First, some background. Like approximately 57% of Americans under the age of 65, I participate in an employer-based health insurance plan. For the entirety of my working life, I have been covered by some form of employer-based health insurance. I’ve been lucky. For the most part, the coverage has been both sufficient and affordable. It is an unfortunate commentary on the current state of affairs in America that having sufficient and affordable health insurance coverage indeed puts you in the fortunate camp rather than, say, the everyone camp.
Ever since a high-deductible health plan option became available through my company, that’s been our family’s choice. The cost of high-deductible plans is generally lower than that of other options because the insurance doesn’t kick in until after you’ve paid a certain amount out of your own pocket. That amount is higher than it would be for other types of plans—hence, the high in high-deductible.
Participating in a high-deductible plan also allows you to optionally set aside pre-tax money in a Health Savings Account (HSA), money that you can use for those aforementioned higher out-of-pocket costs. The dollars in HSA accounts can even be invested to grow (or not grow) as the funds in other types of retirement and brokerage accounts do.

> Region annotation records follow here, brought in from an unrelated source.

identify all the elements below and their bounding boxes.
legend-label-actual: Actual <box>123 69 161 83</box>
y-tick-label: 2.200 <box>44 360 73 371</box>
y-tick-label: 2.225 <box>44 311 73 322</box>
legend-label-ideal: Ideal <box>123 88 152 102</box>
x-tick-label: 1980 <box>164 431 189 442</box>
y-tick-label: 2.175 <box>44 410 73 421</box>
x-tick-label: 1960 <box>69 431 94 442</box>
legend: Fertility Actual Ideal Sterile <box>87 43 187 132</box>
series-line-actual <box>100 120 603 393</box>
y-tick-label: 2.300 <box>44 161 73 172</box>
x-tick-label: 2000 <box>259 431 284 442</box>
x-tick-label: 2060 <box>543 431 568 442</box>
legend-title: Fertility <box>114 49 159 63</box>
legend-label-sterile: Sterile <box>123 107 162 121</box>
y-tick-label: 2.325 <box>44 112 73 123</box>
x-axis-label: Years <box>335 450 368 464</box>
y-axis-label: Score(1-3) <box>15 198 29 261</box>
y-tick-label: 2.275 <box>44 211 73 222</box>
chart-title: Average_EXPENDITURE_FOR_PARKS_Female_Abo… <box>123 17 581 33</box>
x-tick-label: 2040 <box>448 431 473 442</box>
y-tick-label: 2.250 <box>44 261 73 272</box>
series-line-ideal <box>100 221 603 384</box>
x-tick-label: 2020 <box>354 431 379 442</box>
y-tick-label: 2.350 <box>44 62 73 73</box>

On top of that, preventative care—such as routine mammograms—is included at no out-of-pocket cost. For optimists, these are, for sure, the best plans. They’re cheaper, you can’t imagine you’ll need to see the doctor for anything other than routine check-ups, and at the end of the year, you might have a pot of money you can grow through your savvy stock picking.

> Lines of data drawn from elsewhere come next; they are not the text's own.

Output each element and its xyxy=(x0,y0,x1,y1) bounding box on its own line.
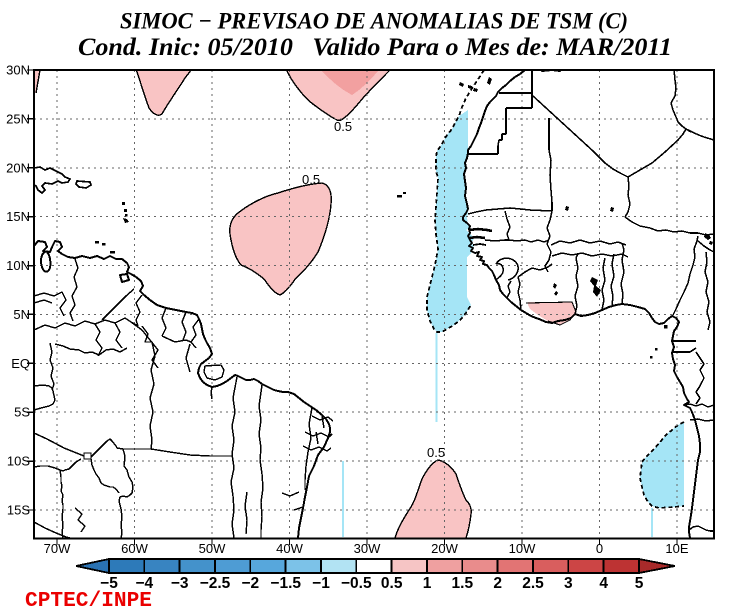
svg-text:−0.5: −0.5 xyxy=(341,575,372,592)
svg-text:30N: 30N xyxy=(6,63,30,78)
svg-text:2.5: 2.5 xyxy=(522,575,544,592)
svg-text:15S: 15S xyxy=(7,503,30,518)
svg-text:30W: 30W xyxy=(354,541,381,556)
svg-text:10N: 10N xyxy=(6,258,30,273)
svg-text:20W: 20W xyxy=(431,541,458,556)
svg-text:1.5: 1.5 xyxy=(452,575,474,592)
svg-text:SIMOC − PREVISAO DE ANOMALIAS: SIMOC − PREVISAO DE ANOMALIAS DE TSM (C) xyxy=(120,9,628,34)
svg-text:−2.5: −2.5 xyxy=(200,575,231,592)
svg-text:−5: −5 xyxy=(100,575,118,592)
svg-text:EQ: EQ xyxy=(11,356,30,371)
svg-text:−1.5: −1.5 xyxy=(270,575,301,592)
svg-text:15N: 15N xyxy=(6,209,30,224)
svg-text:10W: 10W xyxy=(509,541,536,556)
svg-text:10E: 10E xyxy=(665,541,688,556)
svg-text:5S: 5S xyxy=(14,405,30,420)
svg-text:25N: 25N xyxy=(6,111,30,126)
svg-text:0.5: 0.5 xyxy=(302,172,320,187)
svg-text:70W: 70W xyxy=(44,541,71,556)
svg-text:−4: −4 xyxy=(135,575,153,592)
svg-text:−1: −1 xyxy=(312,575,330,592)
svg-text:50W: 50W xyxy=(199,541,226,556)
svg-text:20N: 20N xyxy=(6,160,30,175)
svg-text:−3: −3 xyxy=(171,575,189,592)
svg-text:10S: 10S xyxy=(7,454,30,469)
svg-text:3: 3 xyxy=(564,575,573,592)
svg-text:2: 2 xyxy=(493,575,502,592)
svg-text:−2: −2 xyxy=(241,575,259,592)
svg-text:CPTEC/INPE: CPTEC/INPE xyxy=(25,590,152,610)
svg-text:0.5: 0.5 xyxy=(427,445,445,460)
svg-text:0: 0 xyxy=(596,541,603,556)
svg-text:1: 1 xyxy=(423,575,432,592)
svg-text:40W: 40W xyxy=(276,541,303,556)
svg-text:5N: 5N xyxy=(13,307,30,322)
svg-text:0.5: 0.5 xyxy=(381,575,403,592)
svg-text:60W: 60W xyxy=(121,541,148,556)
svg-text:Cond. Inic: 05/2010 Valido P: Cond. Inic: 05/2010 Valido Para o Mes de… xyxy=(78,34,672,61)
svg-text:4: 4 xyxy=(599,575,608,592)
svg-text:0.5: 0.5 xyxy=(334,119,352,134)
svg-text:5: 5 xyxy=(635,575,644,592)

Even to pessimists with children who attempt to injure themselves on a daily basis—*raises hand*—these plans are appealing. They’re cheaper, and at the end of the year, you might have a pot of money you can prudently invest in low-cost index funds.
But then you show up at your included-in-health-plan routine mammogram and the technician asks if you’re sure you want the 3D one versus the 2D one since your insurance company happens to not be on the list of ones that guarantee 100% payment for the 3D version but most likely, if they don’t pay for the more advanced, better 3D version, they’ll just charge me the difference between the two and don’t worry, she’s only ever had one patient—out of thousands!—whose insurance company denied the claim completely because it was the 3D version and did I want to give the insurance company a call before I had the mammogram just to make sure?
Did I mention my phone was in a tiny locker down the hall along with ALL MY CLOTHES?
In that moment, I understood exactly how little empowerment my health insurance “choice” had gotten me and how absurd the whole system was. Even though I had ample funds in my HSA account, I considered switching to the not-quite-as-good? 2D mammogram. Because who wants to be another insurance cautionary tale? In the end, I leaned into my expertise as squeaky wheel extraordinaire and stuck with the 3D version. GIVE ME ALL THE Ds.
People, who’s coming out ahead here? The insurance company? My employer? The guy who came up with that third D? I’m pretty sure the technician would rather be getting on with moving my arm jiggle out of the way and squashing my breast tissue into place than warning me about financial obligations.
Cancer screening notwithstanding, it certainly didn’t seem like me, either, pinned there absorbing radiation and mentally waving goodbye to my HSA dollars. Turns out, once I have money in an investment account, regardless of what the dollars are supposed to be for, I don’t actually like using that money. Oops.
Imagine your “choices” if you didn’t even have that money to begin with.